Wǔ Fèng Yín 五鳳吟
Song of the Five Phoenixes by 雲間嗤嗤道人 (撰)
About the work
Wǔ Fèng Yín 五鳳吟 is a Qing-dynasty vernacular romance novel in 20 chapters (huí 回) by the pseudonymous author 雲間嗤嗤道人 Yúnjiān Chīchī Dàorén — “The Chuckling Daoist of Yunjiān [Songjiang].” Some secondary sources spell the pseudonym as 雲陽嗤嗤道人 (Yúnyáng Chīchī Dàorén); the Kanripo source file consistently uses 雲間嗤嗤道人. The work belongs to the cáizǐ jiārén 才子佳人 (scholar-beauty romance) genre, though it incorporates erotic elements common in yànqíng 豔情 fiction and was listed among the “ten banned books” (shí dà jìnshū 十大禁書) in some Qing-era censorship records. The novel is set during the Jiajing reign (1521–1567) of the Ming dynasty.
Tiyao
No tiyao found in source.
Abstract
The narrative follows Zhù Qióng 祝瓊 (styled Qíshēng 琪生), the son of a retired official from a gentry family in Dinghai 定海, Ningbo prefecture, Zhejiang. Zhù Qióng studies alongside two friends — the upright Zhèng Fēiyīng 鄭飛英 and the scheming Píng Jūnzàn 平君贊 (nicknamed “the Date-Pit Nail,” 棗核釘, for his small stature and sharp character). The “five phoenixes” of the title are the five women who become romantically entangled with Zhù Qióng and his circle across twenty chapters; the novel traces their intersecting destinies through a sequence of romantic intrigues, legal machinations, official persecution, and final resolutions typical of the genre. The text also includes erotic passages.

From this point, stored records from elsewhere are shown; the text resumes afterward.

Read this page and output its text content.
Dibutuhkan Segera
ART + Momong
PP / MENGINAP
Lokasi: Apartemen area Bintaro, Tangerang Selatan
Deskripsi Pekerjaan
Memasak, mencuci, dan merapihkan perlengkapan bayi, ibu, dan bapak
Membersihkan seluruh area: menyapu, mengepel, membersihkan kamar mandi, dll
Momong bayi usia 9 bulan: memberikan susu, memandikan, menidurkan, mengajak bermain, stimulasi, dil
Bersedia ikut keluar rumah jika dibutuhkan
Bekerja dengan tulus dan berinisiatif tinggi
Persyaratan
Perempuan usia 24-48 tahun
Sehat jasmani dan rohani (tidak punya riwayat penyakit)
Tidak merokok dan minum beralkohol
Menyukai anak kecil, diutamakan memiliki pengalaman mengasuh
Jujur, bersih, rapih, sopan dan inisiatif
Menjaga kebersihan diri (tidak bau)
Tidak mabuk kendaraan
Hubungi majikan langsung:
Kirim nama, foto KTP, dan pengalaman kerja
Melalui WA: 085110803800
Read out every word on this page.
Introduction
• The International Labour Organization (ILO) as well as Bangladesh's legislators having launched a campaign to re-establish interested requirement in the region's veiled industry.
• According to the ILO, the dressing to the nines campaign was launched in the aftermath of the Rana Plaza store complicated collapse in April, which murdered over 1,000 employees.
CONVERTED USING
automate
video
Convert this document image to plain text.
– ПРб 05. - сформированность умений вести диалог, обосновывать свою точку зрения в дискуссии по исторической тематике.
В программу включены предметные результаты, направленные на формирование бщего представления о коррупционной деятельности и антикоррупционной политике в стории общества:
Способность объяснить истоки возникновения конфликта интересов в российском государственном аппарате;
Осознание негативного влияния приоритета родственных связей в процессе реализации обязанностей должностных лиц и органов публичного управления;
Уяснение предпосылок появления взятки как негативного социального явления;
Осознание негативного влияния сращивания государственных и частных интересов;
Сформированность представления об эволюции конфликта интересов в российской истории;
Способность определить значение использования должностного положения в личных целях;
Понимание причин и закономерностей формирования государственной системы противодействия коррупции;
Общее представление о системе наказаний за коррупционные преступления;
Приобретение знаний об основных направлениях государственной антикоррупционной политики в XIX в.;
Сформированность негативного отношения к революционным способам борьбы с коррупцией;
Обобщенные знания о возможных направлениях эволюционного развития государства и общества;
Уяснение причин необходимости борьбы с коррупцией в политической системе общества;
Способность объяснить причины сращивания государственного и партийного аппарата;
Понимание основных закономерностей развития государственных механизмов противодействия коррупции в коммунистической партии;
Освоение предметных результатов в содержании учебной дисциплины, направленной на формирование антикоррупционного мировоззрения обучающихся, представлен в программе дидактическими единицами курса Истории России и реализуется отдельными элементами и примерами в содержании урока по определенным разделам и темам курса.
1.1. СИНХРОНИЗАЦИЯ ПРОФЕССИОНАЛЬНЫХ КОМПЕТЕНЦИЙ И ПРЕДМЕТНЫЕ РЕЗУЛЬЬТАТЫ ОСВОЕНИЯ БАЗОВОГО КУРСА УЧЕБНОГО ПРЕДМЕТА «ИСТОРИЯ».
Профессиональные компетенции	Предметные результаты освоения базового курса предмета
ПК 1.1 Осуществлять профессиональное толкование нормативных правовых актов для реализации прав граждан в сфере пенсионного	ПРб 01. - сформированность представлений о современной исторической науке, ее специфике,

The terminus ante quem for the text’s composition is 1754: the Japanese bibliographic catalog Hakusai Shomoku 舶載書目 (compiled during the Japanese Hōreki Jiǎxū year, corresponding to Qianlong 19, i.e., 1754) records the work as among books imported to Japan, establishing that it was in circulation by that date. Composition is most plausibly placed in the early to mid-Qing period (Kangxi–Yongzheng, c. 1700–1735). The earliest extant Chinese edition is the Cǎoxiántáng 草閑堂 block-print edition (at the Dalian Library), attributed to 雲陽嗤嗤道人; other editions survive at Harvard University and Japan’s Asakusa Bunko 淺草文庫.
雲間嗤嗤道人 is otherwise unidentified; the pen name locates him in the Songjiang 松江 (雲間 being a literary name for Songjiang prefecture, present-day Shanghai area) cultural sphere. No biographical information beyond the pseudonym survives.
Translations and research
No substantial secondary literature in Western languages located.
Other points of interest
The variant pen name 雲陽嗤嗤道人 appears in the Harvard and Asakusa Bunko editions, while the Kanripo source uses 雲間嗤嗤道人. The two names may reflect different transmission branches of the text or simple scribal variation. The designation 雲間 (Yúnjiān, “Amid the Clouds”) was a prestigious literary sobriquet for the Songjiang cultural region, home in the late Ming to the famous Yúnjiān poet group 雲間詩派.